Dear Fellow Explorers,
We are working close to the edge of the sea ice—and the wildlife is amazing! We've seen orcas, Emperor penguins, crabeater seals (they don't eat crabs), and leopard seals (they eat anything they want). We've also seen several species of birds. I'm not a bird expert, but my friend Nancy identified them as storm petrels and Antarctic terns.
As you know, working in Antarctica means dealing with some of the most extreme conditions on Earth. Our bodies are not naturally adapted to the environment here; so we need to carry our "adaptations" with us. We bring along our food, shelter, water, and warm clothing to help us survive in the harsh environment, and we have all kinds of high-tech gear to help us cope with the extremely cold, windy, dry conditions.
The plants and animals of Antarctica, however, don't have any high tech gear. They don't need it! All of them have developed interesting adaptations to survive the harsh environment, from physical to behavioral to chemical adaptations. And many of these animals' adaptations work together in incredible ways.

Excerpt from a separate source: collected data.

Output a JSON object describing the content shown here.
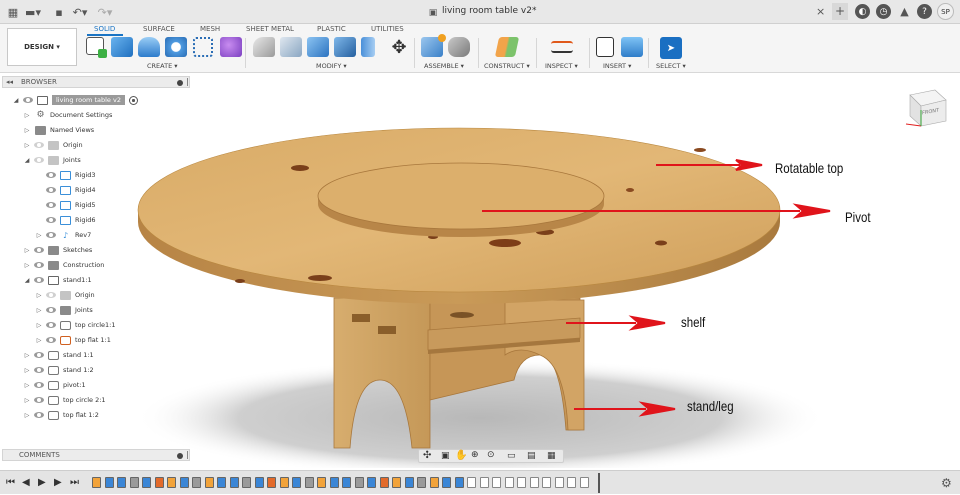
{
  "topbar": {
    "title": "living room table v2*",
    "close_glyph": "×",
    "user_initials": "SP",
    "icons": [
      "grid-icon",
      "file-icon",
      "save-icon",
      "undo-icon",
      "redo-icon",
      "doc-icon",
      "close-icon",
      "new-tab-icon",
      "extensions-icon",
      "job-status-icon",
      "notifications-icon",
      "help-icon"
    ]
  },
  "ribbon": {
    "workspace": "DESIGN ▾",
    "tabs": [
      "SOLID",
      "SURFACE",
      "MESH",
      "SHEET METAL",
      "PLASTIC",
      "UTILITIES"
    ],
    "active_tab": "SOLID",
    "groups": [
      "CREATE ▾",
      "MODIFY ▾",
      "ASSEMBLE ▾",
      "CONSTRUCT ▾",
      "INSPECT ▾",
      "INSERT ▾",
      "SELECT ▾"
    ],
    "accent": "#1a74c4"
  },
  "browser": {
    "header": "BROWSER",
    "collapse_glyph": "◂◂",
    "root": "living room table v2",
    "items": [
      {
        "label": "Document Settings"
      },
      {
        "label": "Named Views"
      },
      {
        "label": "Origin"
      },
      {
        "label": "Joints"
      },
      {
        "label": "Rigid3"
      },
      {
        "label": "Rigid4"
      },
      {
        "label": "Rigid5"
      },
      {
        "label": "Rigid6"
      },
      {
        "label": "Rev7"
      },
      {
        "label": "Sketches"
      },
      {
        "label": "Construction"
      },
      {
        "label": "stand1:1"
      },
      {
        "label": "Origin"
      },
      {
        "label": "Joints"
      },
      {
        "label": "top circle1:1"
      },
      {
        "label": "top flat 1:1"
      },
      {
        "label": "stand 1:1"
      },
      {
        "label": "stand 1:2"
      },
      {
        "label": "pivot:1"
      },
      {
        "label": "top circle 2:1"
      },
      {
        "label": "top flat 1:2"
      }
    ]
  },
  "comments": {
    "header": "COMMENTS"
  },
  "viewcube": {
    "face": "FRONT"
  },
  "annotations": {
    "rotatable_top": "Rotatable top",
    "pivot": "Pivot",
    "shelf": "shelf",
    "stand_leg": "stand/leg",
    "arrow_color": "#e0141b"
  },
  "timeline": {
    "controls": [
      "first",
      "previous",
      "play",
      "next",
      "last"
    ]
  }
}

Physical adaptations are sometimes the easiest to spot. Many of the animals living in Antarctica have outer layers of dense fur or water-repellent feathers. Under this fur or feather layer is a thick layer of insulating fat. Many marine animals have large eyes to help them spot prey and predators in the dark waters. They are further protected by their coloration, dark backs, and light undersides. This way, they are hard to spot from above, because they blend into the dark sea floor; from below, creatures looking up see the bright light from above, and so it is hard to spot a pale belly! This adaptation helps predators stay hidden from prey and prey stay hidden from predators.
Some physical and chemical adaptations are less obvious. Orcas and penguins, for example, have circulatory systems adapted to conserve heat. Their veins wrap around their arteries, warming the blood in the arteries and saving energy. Plants and lichens that live on ice-free areas of the continent have special leaf structures that prevent loss of moisture; in the Antarctic desert, every bit of moisture counts! And because plants have to make their own food, many Antarctic plants increase the rate of photosynthesis to make food faster and at lower temperatures.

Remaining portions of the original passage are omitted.